– Долго ещё? – спросил Василич и поставил на застеленный липкой клеёнкой стол два стакана.
– Готовенько! – Юрик снял с печки старую чугунную сковороду, в которой шкворчала жареная картошка с луком и грибами.
За окном бытовки смеркалось, накрапывал мелкий дождик, внутри было тепло, под колбой керосиновой лампы теплился огонёк, освещающий тесное помещение. В углу громоздились бензопилы, топоры, на вешалке, прибитой к двери, висели грязные штормовки.
Мужчины устроились за столом, разлили в стаканы горячительное и с аппетитом принялись за еду. Ели из сковороды, черпая картошку алюминиевыми ложками. Юрка – простоватый паренёк, хлопнул себя по лбу, метнулся к грубо сколоченным нарам и вернулся с банкой квашеных огурцов, плотно уложенных в мутном рассоле.
– Мамка нагрузила, еле допёр от дороги, – пояснил он, выкладывая огурцы в эмалированную миску с отбитыми краями.
Василич задумчиво посмотрел в окно.
– Что загрустил-то? – спросил Юрик, предвкушая уютный вечер. – Через несколько дней вахта твоя закончится, домой поедешь, отдохнёшь, выспишься. А там и делянку сменим, здесь уже всё вырубили.
Василич вздохнул, отправил в рот очередную порцию картошки, без аппетита прожевал, сказал:
– Этот натюрморт напомнил мне одну историю.
– Какую? – глаза Юрика блеснули, он обожал слушать истории бывалого Василича.
– Не слишком она весёлая.
– Атмосфера как раз к меланхолии располагает, – серьёзно ответил парень.
Василич усмехнулся, но не стал спрашивать, откуда Юрик таких слов понабрался, мыслями он был уже в воспоминаниях.
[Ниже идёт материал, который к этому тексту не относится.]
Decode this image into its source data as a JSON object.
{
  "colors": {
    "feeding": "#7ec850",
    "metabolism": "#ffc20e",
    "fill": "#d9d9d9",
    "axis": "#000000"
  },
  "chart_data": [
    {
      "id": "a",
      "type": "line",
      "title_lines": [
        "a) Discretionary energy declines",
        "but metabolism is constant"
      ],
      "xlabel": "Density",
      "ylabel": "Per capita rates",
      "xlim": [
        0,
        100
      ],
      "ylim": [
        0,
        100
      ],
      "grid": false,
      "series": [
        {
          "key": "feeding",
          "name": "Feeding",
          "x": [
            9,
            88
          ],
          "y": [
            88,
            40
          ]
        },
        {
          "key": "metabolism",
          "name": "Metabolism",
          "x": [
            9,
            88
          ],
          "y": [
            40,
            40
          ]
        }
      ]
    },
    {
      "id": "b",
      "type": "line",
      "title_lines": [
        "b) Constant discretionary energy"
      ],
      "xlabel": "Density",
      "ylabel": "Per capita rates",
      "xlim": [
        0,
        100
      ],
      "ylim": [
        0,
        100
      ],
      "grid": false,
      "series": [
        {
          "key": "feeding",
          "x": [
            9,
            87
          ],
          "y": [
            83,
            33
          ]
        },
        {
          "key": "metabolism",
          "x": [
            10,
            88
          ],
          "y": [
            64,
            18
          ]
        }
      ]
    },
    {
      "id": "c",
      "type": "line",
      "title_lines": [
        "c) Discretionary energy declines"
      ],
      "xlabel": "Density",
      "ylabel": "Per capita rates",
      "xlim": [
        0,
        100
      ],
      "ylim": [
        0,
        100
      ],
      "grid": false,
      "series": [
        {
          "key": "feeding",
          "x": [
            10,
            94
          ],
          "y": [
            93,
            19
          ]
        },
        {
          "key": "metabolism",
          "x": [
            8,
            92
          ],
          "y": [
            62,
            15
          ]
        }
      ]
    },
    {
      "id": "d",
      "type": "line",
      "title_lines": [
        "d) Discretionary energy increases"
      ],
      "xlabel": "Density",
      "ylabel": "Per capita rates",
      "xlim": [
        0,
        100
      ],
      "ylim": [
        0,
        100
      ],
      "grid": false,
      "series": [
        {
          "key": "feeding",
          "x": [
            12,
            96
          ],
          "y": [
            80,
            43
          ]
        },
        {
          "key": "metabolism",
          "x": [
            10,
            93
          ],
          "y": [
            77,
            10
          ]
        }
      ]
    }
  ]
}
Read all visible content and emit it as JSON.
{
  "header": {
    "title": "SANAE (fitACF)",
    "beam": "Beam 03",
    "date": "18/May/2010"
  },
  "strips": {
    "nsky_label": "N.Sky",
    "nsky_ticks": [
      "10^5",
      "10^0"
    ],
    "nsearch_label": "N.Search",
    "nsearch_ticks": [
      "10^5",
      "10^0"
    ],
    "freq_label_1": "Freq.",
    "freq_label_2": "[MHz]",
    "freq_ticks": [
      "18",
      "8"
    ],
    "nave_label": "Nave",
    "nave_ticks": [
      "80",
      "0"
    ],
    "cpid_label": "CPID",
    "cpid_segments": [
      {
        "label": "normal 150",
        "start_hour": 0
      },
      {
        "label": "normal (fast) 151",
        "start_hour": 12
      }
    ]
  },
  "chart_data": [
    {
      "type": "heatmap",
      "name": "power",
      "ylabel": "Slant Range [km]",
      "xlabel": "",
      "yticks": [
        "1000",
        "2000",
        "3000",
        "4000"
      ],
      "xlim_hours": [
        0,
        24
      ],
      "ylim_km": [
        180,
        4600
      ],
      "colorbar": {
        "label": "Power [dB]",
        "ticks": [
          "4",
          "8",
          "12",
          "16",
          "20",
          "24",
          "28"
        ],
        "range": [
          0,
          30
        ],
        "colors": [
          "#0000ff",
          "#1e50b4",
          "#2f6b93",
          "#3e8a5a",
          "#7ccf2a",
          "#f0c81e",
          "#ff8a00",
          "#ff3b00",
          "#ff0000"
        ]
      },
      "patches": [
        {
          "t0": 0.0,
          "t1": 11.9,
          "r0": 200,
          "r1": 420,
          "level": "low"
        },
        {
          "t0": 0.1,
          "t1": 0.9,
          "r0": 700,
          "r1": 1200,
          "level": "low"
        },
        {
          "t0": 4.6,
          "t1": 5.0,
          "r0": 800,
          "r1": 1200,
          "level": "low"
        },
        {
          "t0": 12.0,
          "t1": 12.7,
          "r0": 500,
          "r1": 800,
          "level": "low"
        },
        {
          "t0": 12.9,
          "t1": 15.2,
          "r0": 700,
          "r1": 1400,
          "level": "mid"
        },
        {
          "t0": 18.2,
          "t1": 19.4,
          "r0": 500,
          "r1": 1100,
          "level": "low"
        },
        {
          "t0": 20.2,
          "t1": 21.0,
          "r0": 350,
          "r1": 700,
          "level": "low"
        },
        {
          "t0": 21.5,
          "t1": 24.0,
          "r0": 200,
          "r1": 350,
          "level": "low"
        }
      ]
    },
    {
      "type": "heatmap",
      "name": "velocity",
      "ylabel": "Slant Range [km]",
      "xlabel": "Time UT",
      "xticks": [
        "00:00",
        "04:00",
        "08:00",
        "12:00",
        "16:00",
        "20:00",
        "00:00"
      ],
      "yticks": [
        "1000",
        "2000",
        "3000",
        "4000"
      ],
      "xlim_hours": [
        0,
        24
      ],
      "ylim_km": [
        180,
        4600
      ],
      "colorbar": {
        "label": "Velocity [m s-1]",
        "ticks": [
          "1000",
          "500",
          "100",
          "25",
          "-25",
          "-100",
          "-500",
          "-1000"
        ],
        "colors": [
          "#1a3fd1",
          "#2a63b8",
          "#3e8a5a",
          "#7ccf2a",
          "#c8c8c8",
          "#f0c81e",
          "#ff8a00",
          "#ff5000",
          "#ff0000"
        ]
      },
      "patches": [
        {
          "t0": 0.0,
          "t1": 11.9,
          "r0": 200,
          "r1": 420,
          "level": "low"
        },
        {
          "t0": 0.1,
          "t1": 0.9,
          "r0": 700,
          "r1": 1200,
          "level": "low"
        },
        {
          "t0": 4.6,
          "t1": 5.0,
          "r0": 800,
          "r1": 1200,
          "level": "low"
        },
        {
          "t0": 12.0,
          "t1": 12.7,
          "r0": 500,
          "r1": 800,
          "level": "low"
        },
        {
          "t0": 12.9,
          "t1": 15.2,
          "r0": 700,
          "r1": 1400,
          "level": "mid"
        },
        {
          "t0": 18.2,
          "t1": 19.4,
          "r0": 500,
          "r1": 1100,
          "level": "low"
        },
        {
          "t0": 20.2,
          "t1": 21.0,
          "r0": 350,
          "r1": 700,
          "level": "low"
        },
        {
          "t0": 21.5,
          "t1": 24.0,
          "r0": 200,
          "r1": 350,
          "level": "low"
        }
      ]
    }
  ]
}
– В девяностые мы с братом Славкой кражами промышляли, – начал мужчина, – по коллективным садам лазали, домишки хлипкие вскрывали, металлолом тыбзили. Да и вообще, что приглянется из скарба огородного, то и прикарманивали. Особо не осторожничали, но туда, где свет горел или голоса слышались, ясное дело, не совались. А ещё урожаем чужим не брезговали, матушка наша его на рынке продавала под видом своего. Нравилось ей это занятие. С утра грузила товар в сумку на колёсиках и на рынок тащила, клиентура у неё наработана была, товарки – языками почесать. К первому сентября из ворованных цветов мать такие букеты крутила, любой флорист позавидует!
– Ох, как моя бабуля таких воришек ненавидела! – с жаром воскликнул Юрик. – Однажды слив набрала два ведра, по стремянке туда-сюда лазила. С больными-то ногами! В саду сливы оставила, домой нести тяжело было, а утром мы пришли с ней – ни ягод, ни вёдер, ни стремянки! Я совсем пацаном был, но как же мне за бабулю обидно было!